Menyimak Biografi Dewi Sartika
Ilustrasi biografi dewi sartika
Artikel kali ini membahas sekilas tentang Biografi Dewi Sartika, pahlawan emansipasi dari bumi Sunda. Selama penjajahan Belanda, Indonesia memiliki banyak sekali wanita-wanita tangguh yang ikut serta memanggul senjata berperang melawan Belanda di medan tempur, seperti Cut Nyak Dien dari Aceh dan Ratu Kalinyamat dari Jawa.

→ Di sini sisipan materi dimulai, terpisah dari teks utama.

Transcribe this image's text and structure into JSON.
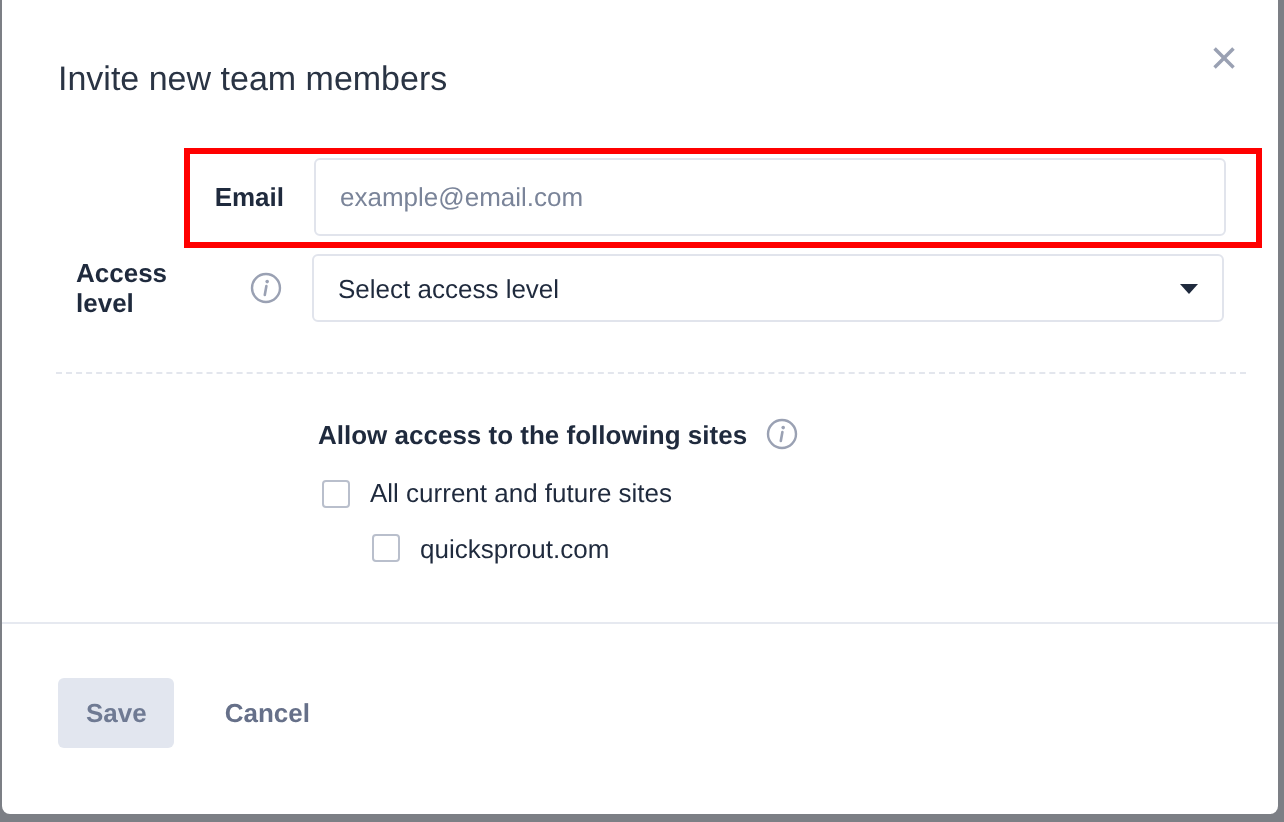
{
  "dialog": {
    "title": "Invite new team members",
    "close": "×"
  },
  "email": {
    "label": "Email",
    "placeholder": "example@email.com",
    "highlighted": true
  },
  "access_level": {
    "label": "Access level",
    "value": "Select access level"
  },
  "sites": {
    "heading": "Allow access to the following sites",
    "options": [
      {
        "label": "All current and future sites",
        "checked": false,
        "children": [
          {
            "label": "quicksprout.com",
            "checked": false
          }
        ]
      }
    ]
  },
  "buttons": [
    {
      "label": "Save",
      "kind": "primary",
      "disabled": true
    },
    {
      "label": "Cancel",
      "kind": "link",
      "disabled": false
    }
  ]
}
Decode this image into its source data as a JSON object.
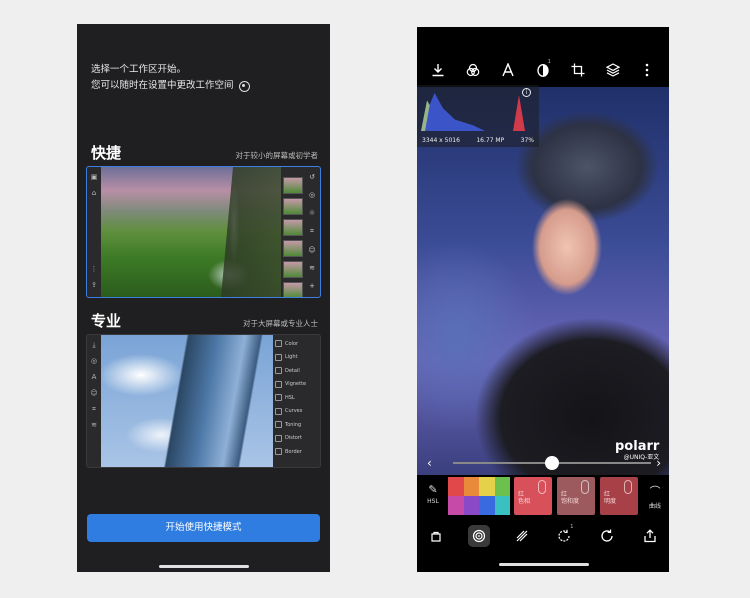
{
  "left": {
    "intro": {
      "line1": "选择一个工作区开始。",
      "line2": "您可以随时在设置中更改工作空间"
    },
    "quick": {
      "title": "快捷",
      "subtitle": "对于较小的屏幕或初学者"
    },
    "pro": {
      "title": "专业",
      "subtitle": "对于大屏幕或专业人士",
      "panel": [
        "Color",
        "Light",
        "Detail",
        "Vignette",
        "HSL",
        "Curves",
        "Toning",
        "Distort",
        "Border"
      ]
    },
    "start_button": "开始使用快捷模式"
  },
  "right": {
    "histogram": {
      "dimensions": "3344 x 5016",
      "megapixels": "16.77 MP",
      "zoom": "37%"
    },
    "watermark": {
      "brand": "polarr",
      "sub": "@UNIQ-亚文"
    },
    "slider": {
      "value": 0.5
    },
    "hsl": {
      "tool_label": "HSL",
      "colors": [
        "#e0484a",
        "#e88a3a",
        "#e6d24a",
        "#6cc04e",
        "#c64aa8",
        "#8a4ac8",
        "#3a6ae0",
        "#3ac0c0"
      ],
      "swatches": [
        {
          "line1": "红",
          "line2": "色相",
          "color": "#d8505a"
        },
        {
          "line1": "红",
          "line2": "饱和度",
          "color": "#9c5a5e"
        },
        {
          "line1": "红",
          "line2": "明度",
          "color": "#a84048"
        }
      ],
      "curve_label": "曲线"
    },
    "top_badge": "1",
    "bottom_badge": "1"
  }
}
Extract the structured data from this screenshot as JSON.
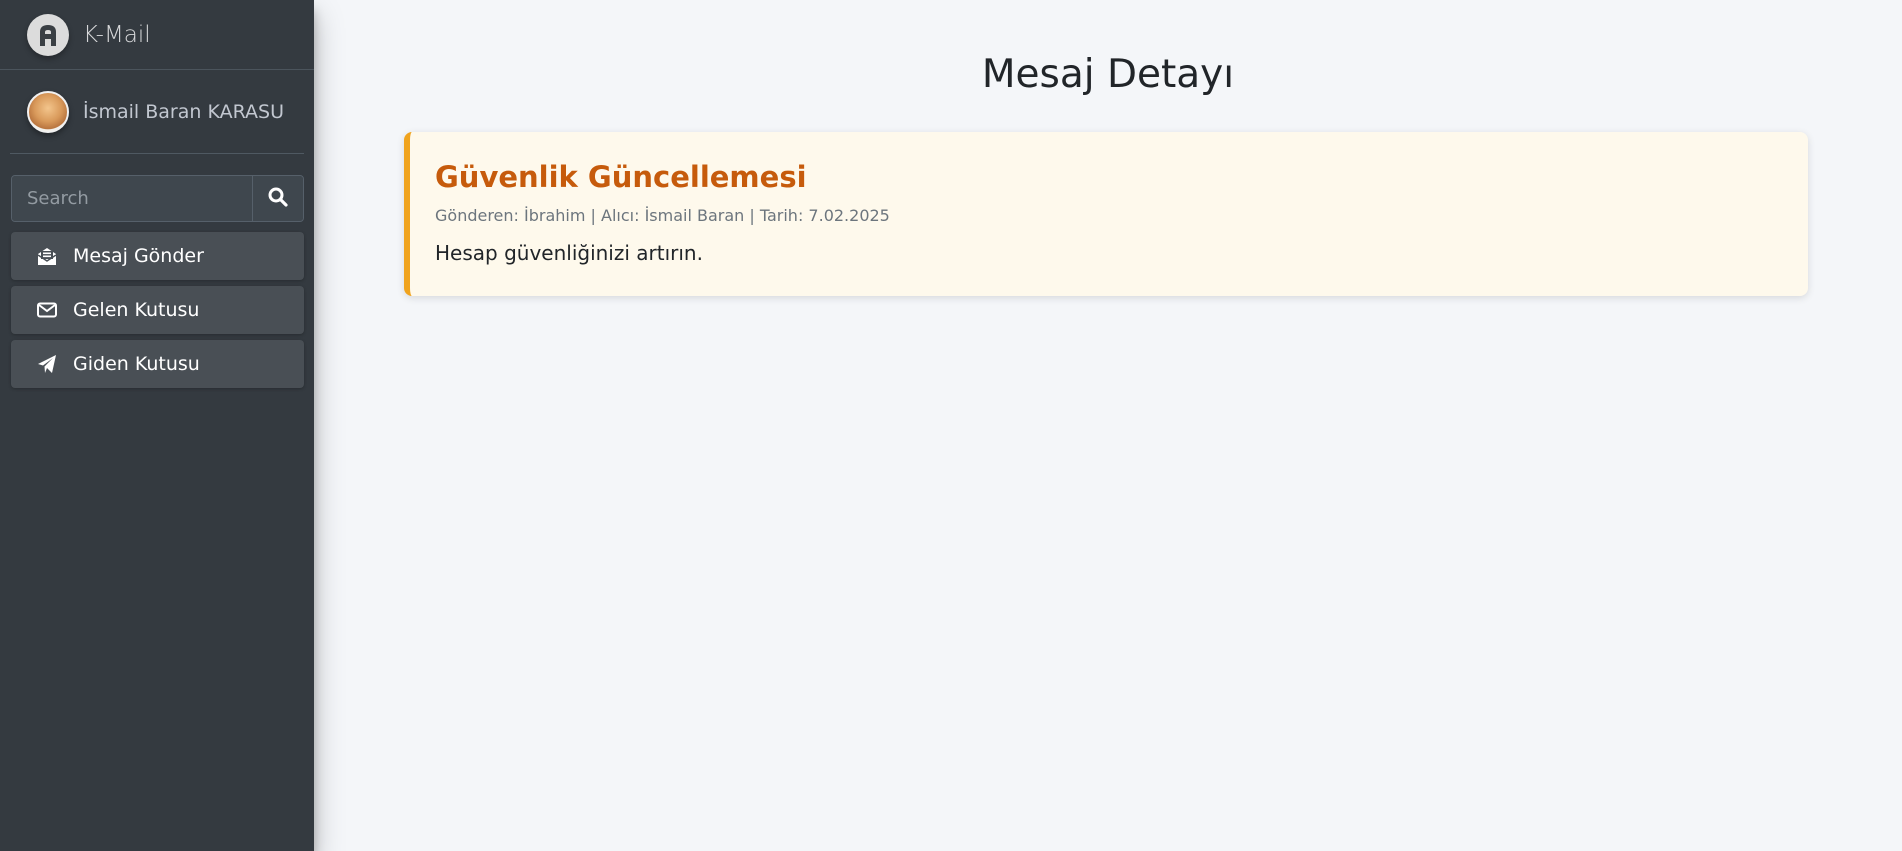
{
  "brand": {
    "name": "K-Mail"
  },
  "user": {
    "name": "İsmail Baran KARASU"
  },
  "search": {
    "placeholder": "Search"
  },
  "nav": {
    "items": [
      {
        "label": "Mesaj Gönder",
        "icon": "envelope-open-text-icon"
      },
      {
        "label": "Gelen Kutusu",
        "icon": "envelope-icon"
      },
      {
        "label": "Giden Kutusu",
        "icon": "paper-plane-icon"
      }
    ]
  },
  "page": {
    "title": "Mesaj Detayı"
  },
  "message": {
    "subject": "Güvenlik Güncellemesi",
    "meta": "Gönderen: İbrahim | Alıcı: İsmail Baran | Tarih: 7.02.2025",
    "body": "Hesap güvenliğinizi artırın."
  },
  "colors": {
    "sidebar_bg": "#343a40",
    "accent_border": "#f0a31d",
    "subject_color": "#c65b0c",
    "card_bg": "#fef9ec",
    "main_bg": "#f4f6f9"
  }
}
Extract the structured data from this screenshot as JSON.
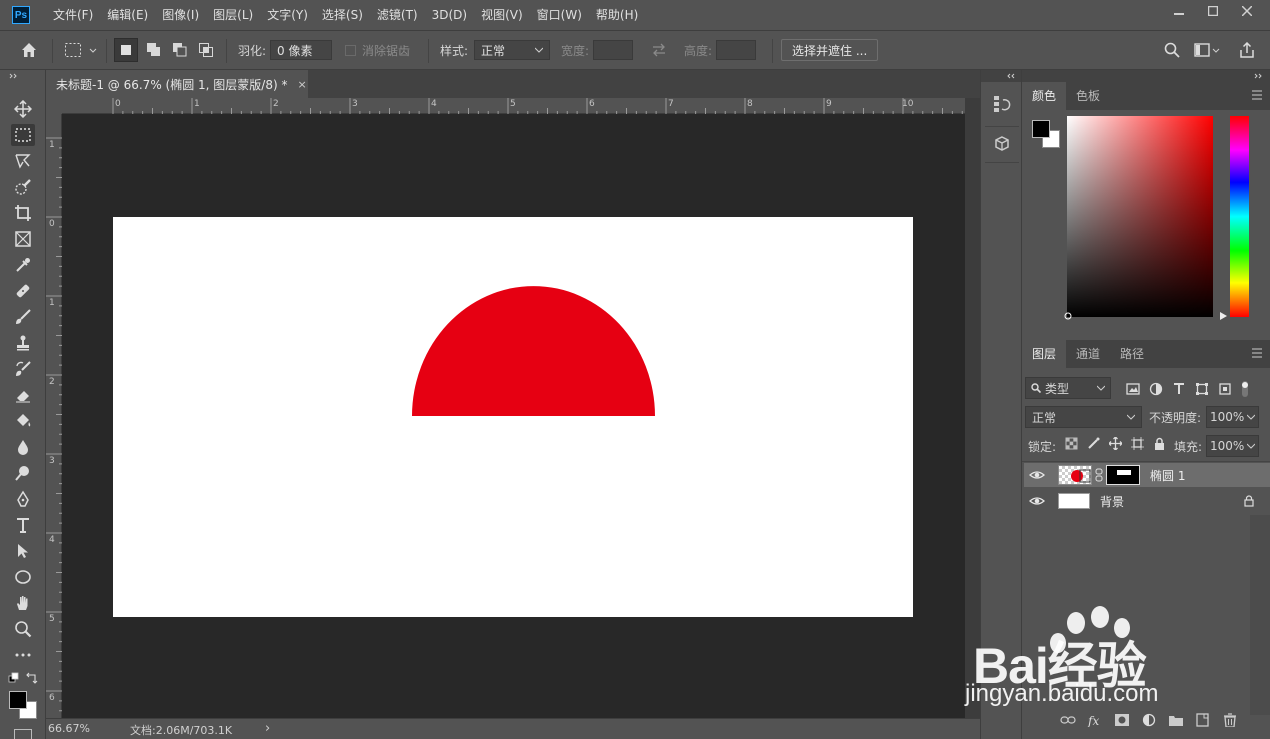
{
  "app": {
    "logo": "Ps"
  },
  "menu": [
    "文件(F)",
    "编辑(E)",
    "图像(I)",
    "图层(L)",
    "文字(Y)",
    "选择(S)",
    "滤镜(T)",
    "3D(D)",
    "视图(V)",
    "窗口(W)",
    "帮助(H)"
  ],
  "options": {
    "feather_label": "羽化:",
    "feather_value": "0 像素",
    "antialias_label": "消除锯齿",
    "style_label": "样式:",
    "style_value": "正常",
    "width_label": "宽度:",
    "height_label": "高度:",
    "select_mask_label": "选择并遮住 ..."
  },
  "document": {
    "tab_title": "未标题-1 @ 66.7% (椭圆 1, 图层蒙版/8) *",
    "close": "×",
    "ruler_top": [
      "0",
      "1",
      "2",
      "3",
      "4",
      "5",
      "6",
      "7",
      "8",
      "9",
      "10"
    ],
    "ruler_left": [
      "1",
      "0",
      "1",
      "2",
      "3",
      "4",
      "5",
      "6"
    ],
    "shape_color": "#e60012"
  },
  "status": {
    "zoom": "66.67%",
    "doc_info": "文档:2.06M/703.1K",
    "arrow": "›"
  },
  "color_panel": {
    "tabs": [
      "颜色",
      "色板"
    ],
    "foreground": "#000000",
    "background": "#ffffff",
    "base_hue": "#ff0000"
  },
  "layers_panel": {
    "tabs": [
      "图层",
      "通道",
      "路径"
    ],
    "filter_value": "类型",
    "blend_mode": "正常",
    "opacity_label": "不透明度:",
    "opacity_value": "100%",
    "lock_label": "锁定:",
    "fill_label": "填充:",
    "fill_value": "100%",
    "layers": [
      {
        "name": "椭圆 1",
        "visible": true,
        "selected": true
      },
      {
        "name": "背景",
        "visible": true,
        "locked": true
      }
    ]
  },
  "watermark": {
    "brand": "Bai经验",
    "url": "jingyan.baidu.com"
  }
}
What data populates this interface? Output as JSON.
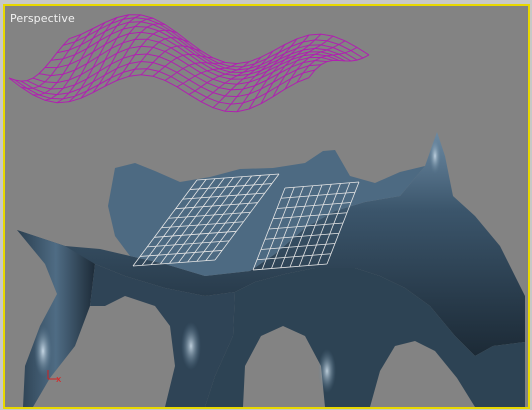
{
  "viewport": {
    "label": "Perspective",
    "active_border_color": "#e8d800",
    "background_color": "#838383"
  },
  "scene": {
    "wireframe_color": "#b020b0",
    "surface_color": "#3c5468",
    "grid_color": "#e6e6e6",
    "axis_x_label": "x"
  }
}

Bahkan, ada juga tokoh wanita dari kalangan ningrat yang dengan sekarela keluar tembok keraton untuk berjuang membela harkat dan martabat wanita agar bisa disejajarkan derajatnya dengan kaum pria. Pahlawan itu adalah Dewi Sartika sosok feminis yang berjasa merintis pendidikan untuk kaum hawa dari tanah Sunda.
Riwayat Dewi Sartika
Dewi Sartika lahir pada 4 Desember 1884 di Bandung, Jawa Barat, Dewi Sartika lahir dari rahim Nyai Raden Rajapermas, sedangkan ayahnya adalah Raden Somanegara. Dewi Sartika hidup di lingkungan priyayi Sunda. Sejak belia Dewi Sartika mendapatkan pendidikan yang layak dengan bersekolah di sekolah khusus untuk Belanda dan priyayi di Cicalengka.
Sejak duduk di bangku sekolah, Dewi Sartika mulai tertarik dengan dunia pendidikan. Beliau sering mengajari teman-teman sebayanya yang tak sekolah tentang pelajaran yang dia peroleh di kelas karena beliau ingin sekali teman-teman sebayanya bisa belajar di sekolah seperti dia.
Pada zaman dahulu sekolah hanya diperuntukan bagi anak Belanda dan priyayi saja, sedangkan rakyat jelata sama sekali tak boleh sekolah. Pada waktu itu, di Cicalengka sempat heboh karena segilintir anak ingusan di kalangan rakyat jelata, mampu membaca dan mengucapkan sedikit-sedikit Bahasa Belanda berkat hasil didikan Dewi Sartika muda, padahal di masa itu belum ada sekolah rakyat.
Setelah lulus sekolah, Dewi sartika mulai mantap dengan keputusannya untuk memberi pendidikan gratis kepada anak-anak miskin di Bandung dan sekitarnya. Walau masa itu prasarana belajar mengajar masih dibilang memprihatikan, dan tak memiliki tempat yang tetap untuk mengajar, tapi semangat tak akan surut.
Pada 1908 atas persetujuan dari Bupati RA Martenegara, Dewi Sartika dan kawan-kawan membuka sekolah pertama bagi kaum hawa, yang diberi nama Sekolah Istri. Pelajaran dalam sekolah ini adalah menulis, membaca, berhitung, keterampilan wanita seperti menjahit, memasak dan lain sebagainya. Karena peminatnya banyak, lama kelamaan sekolah ini membuka cabang di beberapa kota seperti di Cirebon, Bogor, Sumedang dan sekitarnya.
Atas jasa-jasanya mengangkat martabat wanita, oleh Pemerintah Hindia Belanda, Dewi Sartika dianugerahi bintang jasa. Sampai akhir hayatnya beliau tetap setia mengurus Sekolah Istri. Dewi Sartika meninggal dunia di Tasikmalaya, pada 1947, dan jasadnya dimakamkan Bandung.